Anik Joshi: Why does CNN keep putting these people on TV?
In Rick Santorum, Sean Duffy and every other commentator on cable news, there is a politician. More importantly, there is content. The outrage cycle is just a part of that content, and as long as there is more content, everyone is happy. Duffy, formerly of “The Real World” fame, was elected as part of the 2010 Tea Party wave to Congress, where he remained for almost ten years until resigning in September of 2019.
After, he opted to head where most former politicians do — cable news. He made his CNN debut in October 2019 by smearing an Iraq war veteran with a Purple Heart — Lt. Col. Alexander Vindman — as someone with possible dual loyalties toward the Ukraine. Duffy’s shameless guesswork predictably resulted in outrage, and much of it was justified. Condemnation reigned down from members of the Republican leadership like Rep. Liz Cheney, R-Wyo., and Sen. John Thune, R-S.D., on Duffy’s idea.
There was another kind of condemnation that was far more interesting. CNN’s Brianna Keilar went out of her way to push back on anti-immigrant bigotry — a good thing, no doubt. She was not the only CNN anchor to do this; others went out of their way to prove that Duffy’s ideas were reprehensible, and that kind of behavior and rhetoric had no place in public discourse.
These stances may have had no place in the discourse; however, that didn’t stop CNN from handing Duffy an obscene contract worth countless millions for exactly that rhetoric and behavior. Duffy backed the Muslim Ban and was hired with an entire history of problematic actions. And yet, CNN is now surprised he is a bigot. Was the entire hiring department recently hit over the head with a two-by-four?
Duffy is a more egregious offender than most, but he is by no means alone. The entire Lt. Col. Alexander Vindman cycle with him is almost identical to the conflict between former Sen. Rick Santorum, R-Pa., and the Parkland teenagers in early 2018. The Parkland students were asking for gun safety laws, and Rick Santorum said that students from the high school should learn CPR instead of marching. Of course, there was outrage — there were panelists who were offended and hosts who took shots at Santorum.
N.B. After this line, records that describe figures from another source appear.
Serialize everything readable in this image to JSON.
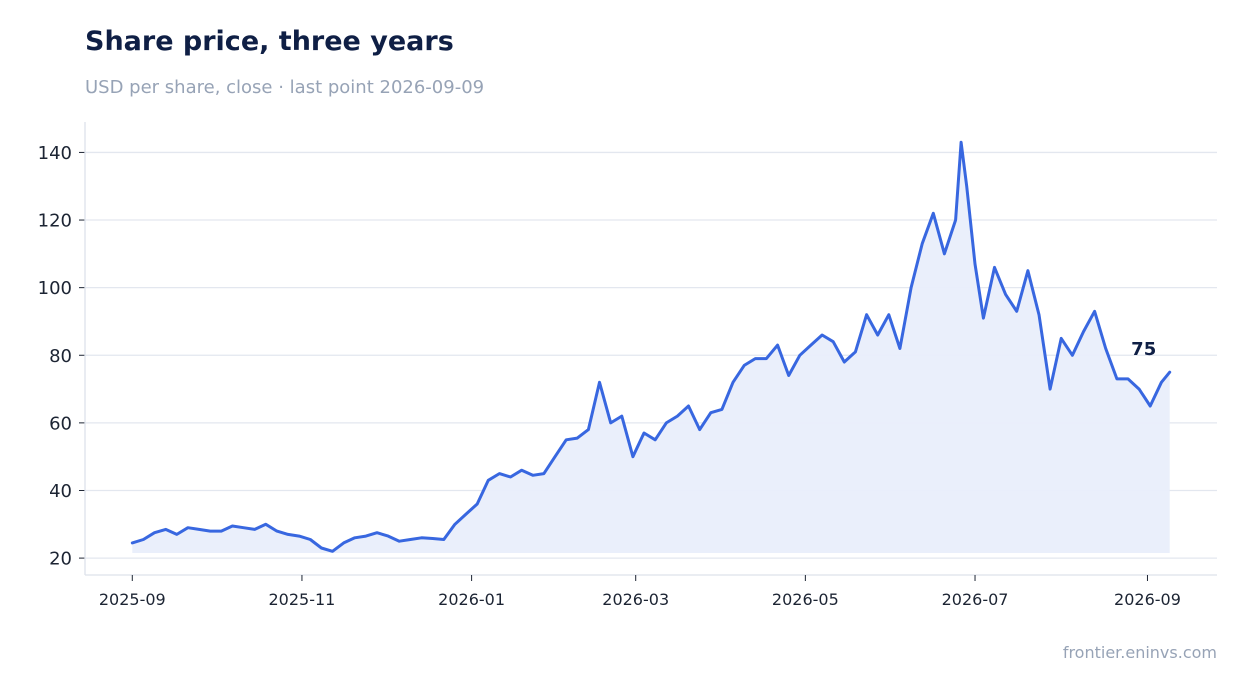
{
  "title": "Share price, three years",
  "subtitle": "USD per share, close · last point 2026-09-09",
  "source": "frontier.eninvs.com",
  "colors": {
    "line": "#3867e0",
    "area": "#e9eefb",
    "grid": "#e3e7ef",
    "axis": "#dde2ea",
    "title": "#0f1f45",
    "muted": "#97a3b6"
  },
  "chart_data": {
    "type": "area",
    "title": "Share price, three years",
    "subtitle": "USD per share, close · last point 2026-09-09",
    "xlabel": "",
    "ylabel": "",
    "ylim": [
      15,
      149
    ],
    "xlim": [
      "2025-08-15",
      "2026-09-26"
    ],
    "y_ticks": [
      20,
      40,
      60,
      80,
      100,
      120,
      140
    ],
    "x_ticks": [
      "2025-09",
      "2025-11",
      "2026-01",
      "2026-03",
      "2026-05",
      "2026-07",
      "2026-09"
    ],
    "grid": "horizontal",
    "legend": "none",
    "end_label": "75",
    "series": [
      {
        "x": [
          "2025-09-01",
          "2025-09-05",
          "2025-09-09",
          "2025-09-13",
          "2025-09-17",
          "2025-09-21",
          "2025-09-25",
          "2025-09-29",
          "2025-10-03",
          "2025-10-07",
          "2025-10-11",
          "2025-10-15",
          "2025-10-19",
          "2025-10-23",
          "2025-10-27",
          "2025-10-31",
          "2025-11-04",
          "2025-11-08",
          "2025-11-12",
          "2025-11-16",
          "2025-11-20",
          "2025-11-24",
          "2025-11-28",
          "2025-12-02",
          "2025-12-06",
          "2025-12-10",
          "2025-12-14",
          "2025-12-18",
          "2025-12-22",
          "2025-12-26",
          "2025-12-30",
          "2026-01-03",
          "2026-01-07",
          "2026-01-11",
          "2026-01-15",
          "2026-01-19",
          "2026-01-23",
          "2026-01-27",
          "2026-01-31",
          "2026-02-04",
          "2026-02-08",
          "2026-02-12",
          "2026-02-16",
          "2026-02-20",
          "2026-02-24",
          "2026-02-28",
          "2026-03-04",
          "2026-03-08",
          "2026-03-12",
          "2026-03-16",
          "2026-03-20",
          "2026-03-24",
          "2026-03-28",
          "2026-04-01",
          "2026-04-05",
          "2026-04-09",
          "2026-04-13",
          "2026-04-17",
          "2026-04-21",
          "2026-04-25",
          "2026-04-29",
          "2026-05-03",
          "2026-05-07",
          "2026-05-11",
          "2026-05-15",
          "2026-05-19",
          "2026-05-23",
          "2026-05-27",
          "2026-05-31",
          "2026-06-04",
          "2026-06-08",
          "2026-06-12",
          "2026-06-16",
          "2026-06-20",
          "2026-06-24",
          "2026-06-26",
          "2026-06-28",
          "2026-07-01",
          "2026-07-04",
          "2026-07-08",
          "2026-07-12",
          "2026-07-16",
          "2026-07-20",
          "2026-07-24",
          "2026-07-28",
          "2026-08-01",
          "2026-08-05",
          "2026-08-09",
          "2026-08-13",
          "2026-08-17",
          "2026-08-21",
          "2026-08-25",
          "2026-08-29",
          "2026-09-02",
          "2026-09-06",
          "2026-09-09"
        ],
        "values": [
          24.5,
          25.5,
          27.5,
          28.5,
          27,
          29,
          28.5,
          28,
          28,
          29.5,
          29,
          28.5,
          30,
          28,
          27,
          26.5,
          25.5,
          23,
          22,
          24.5,
          26,
          26.5,
          27.5,
          26.5,
          25,
          25.5,
          26,
          25.8,
          25.5,
          30,
          33,
          36,
          43,
          45,
          44,
          46,
          44.5,
          45,
          50,
          55,
          55.5,
          58,
          72,
          60,
          62,
          50,
          57,
          55,
          60,
          62,
          65,
          58,
          63,
          64,
          72,
          77,
          79,
          79,
          83,
          74,
          80,
          83,
          86,
          84,
          78,
          81,
          92,
          86,
          92,
          82,
          100,
          113,
          122,
          110,
          120,
          143,
          130,
          107,
          91,
          106,
          98,
          93,
          105,
          92,
          70,
          85,
          80,
          87,
          93,
          82,
          73,
          73,
          70,
          65,
          72,
          75
        ]
      }
    ]
  }
}
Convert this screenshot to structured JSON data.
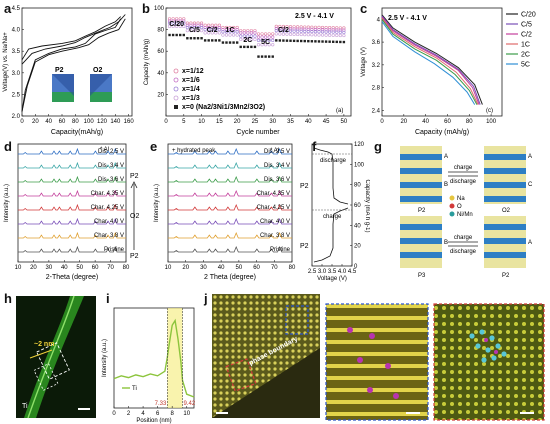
{
  "panels": {
    "a": {
      "label": "a",
      "xlabel": "Capacity(mAh/g)",
      "ylabel": "Voltage(V) vs. Na/Na+",
      "xticks": [
        "0",
        "20",
        "40",
        "60",
        "80",
        "100",
        "120",
        "140",
        "160"
      ],
      "yticks": [
        "2.0",
        "2.5",
        "3.0",
        "3.5",
        "4.0",
        "4.5"
      ],
      "inset_p2": "P2",
      "inset_o2": "O2"
    },
    "b": {
      "label": "b",
      "xlabel": "Cycle number",
      "ylabel": "Capacity (mAh/g)",
      "corner": "(a)",
      "range": "2.5 V - 4.1 V",
      "rates": [
        "C/20",
        "C/5",
        "C/2",
        "1C",
        "2C",
        "5C",
        "C/2"
      ],
      "xticks": [
        "0",
        "5",
        "10",
        "15",
        "20",
        "25",
        "30",
        "35",
        "40",
        "45",
        "50"
      ],
      "yticks": [
        "20",
        "40",
        "60",
        "80",
        "100"
      ],
      "legend": [
        "x=1/12",
        "x=1/6",
        "x=1/4",
        "x=1/3",
        "x=0 (Na2/3Ni1/3Mn2/3O2)"
      ]
    },
    "c": {
      "label": "c",
      "xlabel": "Capacity (mAh/g)",
      "ylabel": "Voltage (V)",
      "corner": "(c)",
      "range": "2.5 V - 4.1 V",
      "xticks": [
        "0",
        "20",
        "40",
        "60",
        "80",
        "100"
      ],
      "yticks": [
        "2.4",
        "2.8",
        "3.2",
        "3.6",
        "4"
      ],
      "legend": [
        "C/20",
        "C/5",
        "C/2",
        "1C",
        "2C",
        "5C"
      ]
    },
    "d": {
      "label": "d",
      "xlabel": "2-Theta (degree)",
      "ylabel": "Intensity (a.u.)",
      "al": "* Al",
      "phases": [
        "P2",
        "O2",
        "P2"
      ],
      "xticks": [
        "10",
        "20",
        "30",
        "40",
        "50",
        "60",
        "70",
        "80"
      ],
      "traces": [
        "Dis. 2.5 V",
        "Dis. 3.4 V",
        "Dis. 3.6 V",
        "Char. 4.35 V",
        "Char. 4.25 V",
        "Char. 4.0 V",
        "Char. 3.8 V",
        "Pristine"
      ]
    },
    "e": {
      "label": "e",
      "xlabel": "2 Theta (degree)",
      "ylabel": "Intensity (a.u.)",
      "note": "+ hydrated peak",
      "al": "* Al",
      "xticks": [
        "10",
        "20",
        "30",
        "40",
        "50",
        "60",
        "70",
        "80"
      ],
      "traces": [
        "Dis. 2.5 V",
        "Dis. 3.4 V",
        "Dis. 3.6 V",
        "Char. 4.35 V",
        "Char. 4.25 V",
        "Char. 4.0 V",
        "Char. 3.8 V",
        "Pristine"
      ]
    },
    "f": {
      "label": "f",
      "xlabel": "Voltage (V)",
      "ylabel": "Capacity (mA h g-1)",
      "discharge": "discharge",
      "charge": "charge",
      "phases": [
        "P2",
        "P2"
      ],
      "xticks": [
        "2.5",
        "3.0",
        "3.5",
        "4.0",
        "4.5"
      ],
      "yticks": [
        "0",
        "20",
        "40",
        "60",
        "80",
        "100",
        "120"
      ]
    },
    "g": {
      "label": "g",
      "legend": [
        "Na",
        "O",
        "Ni/Mn"
      ],
      "charge": "charge",
      "discharge": "discharge",
      "phases": [
        "P2",
        "O2",
        "P3",
        "P2"
      ],
      "stack_letters": [
        "A",
        "B",
        "A",
        "C",
        "B",
        "A"
      ]
    },
    "h": {
      "label": "h",
      "scale": "~2 nm",
      "element": "Ti"
    },
    "i": {
      "label": "i",
      "xlabel": "Position (nm)",
      "ylabel": "Intensity (a.u.)",
      "legend": "Ti",
      "marks": [
        "7.33",
        "9.42"
      ],
      "xticks": [
        "0",
        "2",
        "4",
        "6",
        "8",
        "10"
      ]
    },
    "j": {
      "label": "j",
      "boundary": "phase boundary"
    }
  },
  "chart_data": [
    {
      "type": "line",
      "title": "",
      "xlabel": "Capacity(mAh/g)",
      "ylabel": "Voltage(V) vs. Na/Na+",
      "xlim": [
        0,
        165
      ],
      "ylim": [
        2.0,
        4.5
      ],
      "series": [
        {
          "name": "",
          "x": [
            0,
            10,
            30,
            60,
            80,
            95,
            110,
            125,
            140,
            148
          ],
          "y": [
            3.3,
            3.55,
            3.62,
            3.68,
            3.74,
            3.85,
            3.95,
            4.08,
            4.18,
            4.3
          ]
        },
        {
          "name": "",
          "x": [
            148,
            140,
            125,
            110,
            95,
            80,
            60,
            40,
            20,
            5,
            0
          ],
          "y": [
            4.25,
            4.05,
            3.98,
            3.9,
            3.68,
            3.6,
            3.55,
            3.45,
            3.3,
            2.6,
            2.1
          ]
        },
        {
          "name": "",
          "x": [
            0,
            15,
            35,
            60,
            80,
            95,
            115,
            132,
            145,
            155
          ],
          "y": [
            3.2,
            3.45,
            3.55,
            3.62,
            3.7,
            3.82,
            3.95,
            4.05,
            4.18,
            4.35
          ]
        },
        {
          "name": "",
          "x": [
            155,
            145,
            130,
            115,
            100,
            85,
            60,
            40,
            20,
            8,
            0
          ],
          "y": [
            4.25,
            4.0,
            3.92,
            3.82,
            3.65,
            3.58,
            3.5,
            3.42,
            3.25,
            2.7,
            2.1
          ]
        }
      ]
    },
    {
      "type": "scatter",
      "title": "",
      "xlabel": "Cycle number",
      "ylabel": "Capacity (mAh/g)",
      "xlim": [
        0,
        52
      ],
      "ylim": [
        0,
        100
      ],
      "segments": [
        {
          "label": "C/20",
          "cycles": [
            1,
            5
          ]
        },
        {
          "label": "C/5",
          "cycles": [
            6,
            10
          ]
        },
        {
          "label": "C/2",
          "cycles": [
            11,
            15
          ]
        },
        {
          "label": "1C",
          "cycles": [
            16,
            20
          ]
        },
        {
          "label": "2C",
          "cycles": [
            21,
            25
          ]
        },
        {
          "label": "5C",
          "cycles": [
            26,
            30
          ]
        },
        {
          "label": "C/2",
          "cycles": [
            31,
            50
          ]
        }
      ],
      "series": [
        {
          "name": "x=1/12",
          "seg_values": [
            90,
            86,
            84,
            82,
            79,
            76,
            83
          ]
        },
        {
          "name": "x=1/6",
          "seg_values": [
            88,
            84,
            82,
            80,
            77,
            73,
            81
          ]
        },
        {
          "name": "x=1/4",
          "seg_values": [
            86,
            82,
            80,
            78,
            74,
            70,
            79
          ]
        },
        {
          "name": "x=1/3",
          "seg_values": [
            83,
            79,
            77,
            75,
            71,
            66,
            76
          ]
        },
        {
          "name": "x=0 (Na2/3Ni1/3Mn2/3O2)",
          "seg_values": [
            75,
            72,
            70,
            68,
            64,
            55,
            70
          ]
        }
      ]
    },
    {
      "type": "line",
      "title": "",
      "xlabel": "Capacity (mAh/g)",
      "ylabel": "Voltage (V)",
      "xlim": [
        0,
        110
      ],
      "ylim": [
        2.3,
        4.2
      ],
      "series": [
        {
          "name": "C/20",
          "x": [
            0,
            10,
            30,
            50,
            70,
            85,
            92
          ],
          "y": [
            4.08,
            3.85,
            3.6,
            3.4,
            3.15,
            2.85,
            2.5
          ]
        },
        {
          "name": "C/5",
          "x": [
            0,
            10,
            30,
            50,
            70,
            84,
            90
          ],
          "y": [
            4.06,
            3.82,
            3.57,
            3.37,
            3.12,
            2.82,
            2.5
          ]
        },
        {
          "name": "C/2",
          "x": [
            0,
            10,
            30,
            50,
            70,
            83,
            89
          ],
          "y": [
            4.04,
            3.8,
            3.55,
            3.35,
            3.1,
            2.8,
            2.5
          ]
        },
        {
          "name": "1C",
          "x": [
            0,
            10,
            30,
            50,
            68,
            81,
            88
          ],
          "y": [
            4.02,
            3.77,
            3.52,
            3.32,
            3.07,
            2.78,
            2.5
          ]
        },
        {
          "name": "2C",
          "x": [
            0,
            10,
            30,
            50,
            67,
            80,
            87
          ],
          "y": [
            4.0,
            3.74,
            3.48,
            3.28,
            3.03,
            2.75,
            2.5
          ]
        },
        {
          "name": "5C",
          "x": [
            0,
            10,
            30,
            48,
            65,
            78,
            85
          ],
          "y": [
            3.96,
            3.7,
            3.43,
            3.22,
            2.98,
            2.72,
            2.5
          ]
        }
      ]
    },
    {
      "type": "line",
      "title": "",
      "xlabel": "Position (nm)",
      "ylabel": "Intensity (a.u.)",
      "xlim": [
        0,
        11
      ],
      "series": [
        {
          "name": "Ti",
          "x": [
            0,
            1,
            2,
            3,
            4,
            5,
            6,
            7,
            7.33,
            7.6,
            8,
            8.4,
            8.8,
            9.2,
            9.42,
            10,
            11
          ],
          "y": [
            0.32,
            0.35,
            0.33,
            0.36,
            0.34,
            0.37,
            0.35,
            0.4,
            0.55,
            0.7,
            0.9,
            0.95,
            0.75,
            0.5,
            0.3,
            0.15,
            0.12
          ]
        }
      ]
    }
  ]
}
However, Santorum behaving like this should not have surprised anyone actually paying attention to his long career.
Santorum wrote a book in 2006 that angrily denounced what he saw as “radical feminists” undermining families among other claims that would make Don Draper blush as far as women in the workplace are concerned. Again: Here is a guy with a history of making outlandish comments, and here is CNN ready and willing to put him back on your TV.
Santorum will continue to say idiotic things on TV and continue to get rewarded for it with bigger contribution deals. The cycle then feeds off itself, because with more people saying bigoted things, there is more of a need to send out other people and contributors to cut down the nonsense. Rather than shoveling this garbage into the atmosphere and then sending out the cleanup crew, perhaps CNN could skip the first step.
CNN is not the only offender in this arena. Many stations have signed former politicians; it’s good to get expertise. But that’s not what CNN is getting when they give a platform to people like Duffy and Santorum. Duffy was never a particularly important member — one of his more famous projects was a push to end endangered protections for grey wolves. Furthermore, one can question Santorum’s political chops; his Senatorial race in 2006 ended with the 25th worst defeat by an incumbent senator in the history of the institution.
The endless outrage cycles ought to end. President Donald Trump sucks all the oxygen out of the room, but still leaves space for outrage, and the American people deserve better than that. TV journalism was left a sparkling legacy by journalists like Edward Murrow and Michigan’s own Mike Wallace. Returning to their craft and practice will take more than firing the Duffys and Santorums of the world, but it’s a damn good start.